For the world, a managed war scenario suggests that aggressors can get away with their actions and that international institutions are powerless in the face of such aggression. Smaller powers have little chance against invaders without strong backing, and international law and institutions fail to protect them. This will further erode the legitimacy of international law and multilateral institutions, thoroughly discrediting the United Nations. Regional security will increasingly rely on coalitions and minilateral groups of like-minded countries. A strong sense of self-reliance for security will prevail, leading to more militarization and even nuclear proliferation. Multiple world orders will emerge.
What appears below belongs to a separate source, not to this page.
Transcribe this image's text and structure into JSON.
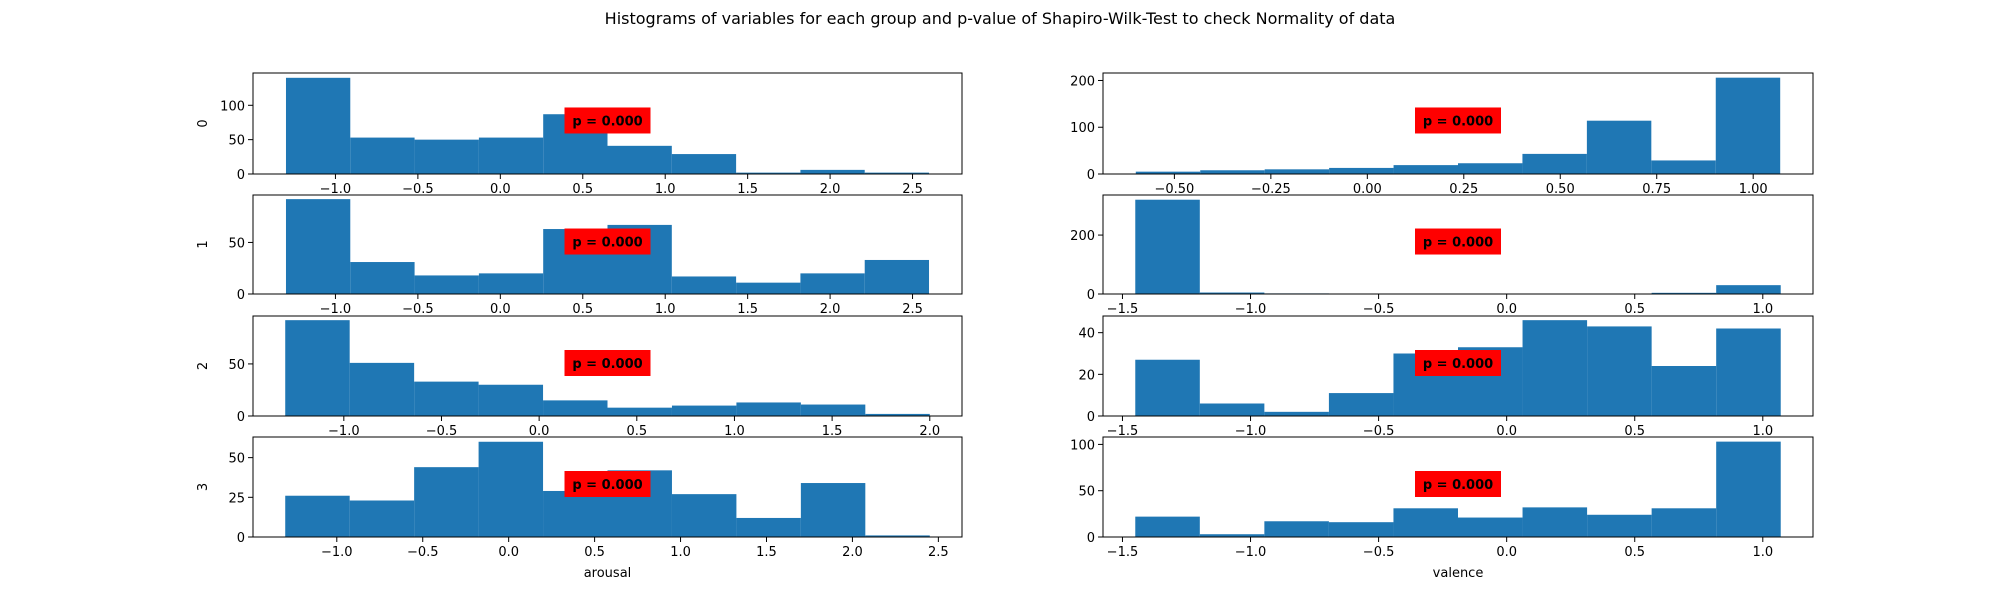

For rising powers, there will be increased space to maneuver. However, this will be accompanied by a further decline of democracy due to an emphasis on security above all other priorities, exacerbated by weakened global checks and balances. Addressing global challenges, such as the climate crisis, migration, and sustainable development will become more challenging. Moreover, Europe’s remilitarization will occur at the expense of development assistance to the global south. In sum, the world of 2030 is more unstable than today’s, even with the Russia-Ukraine war largely contained.
As in any such thought experiment, there are wild cards that could change this scenario by either escalating the war or ending it altogether. On the Russian side, the continued high death rate due to the country’s particularly casualty-intensive way of fighting could cause domestic unrest. Combined with Russian elites’ deep unhappiness with Western sanctions, this could force an end to the war. Putin’s death could also set off a major political shift in Russia, leading to the end of the war.
If Trump finds a way to force a settlement or is willing to abandon Ukraine altogether, there could also be a more decisive end to the war. A crisis over Taiwan could divert U.S. and NATO attention from Ukraine, reducing its ability to sustain the war until 2030. An abandonment of Western sanctions could also resuscitate Russian power and enable renewed aggression more quickly than this scenario envisions.
On the other hand, a clash between Russia and a European NATO country could expand the scope of the war. And even under a managed war scenario, Russia could withdraw from any agreement it has with Ukraine and restart the war when an opportunity arises.
This essay is adapted from a scenario exercise for the 2024 Yalta European Strategy annual meeting in Kyiv.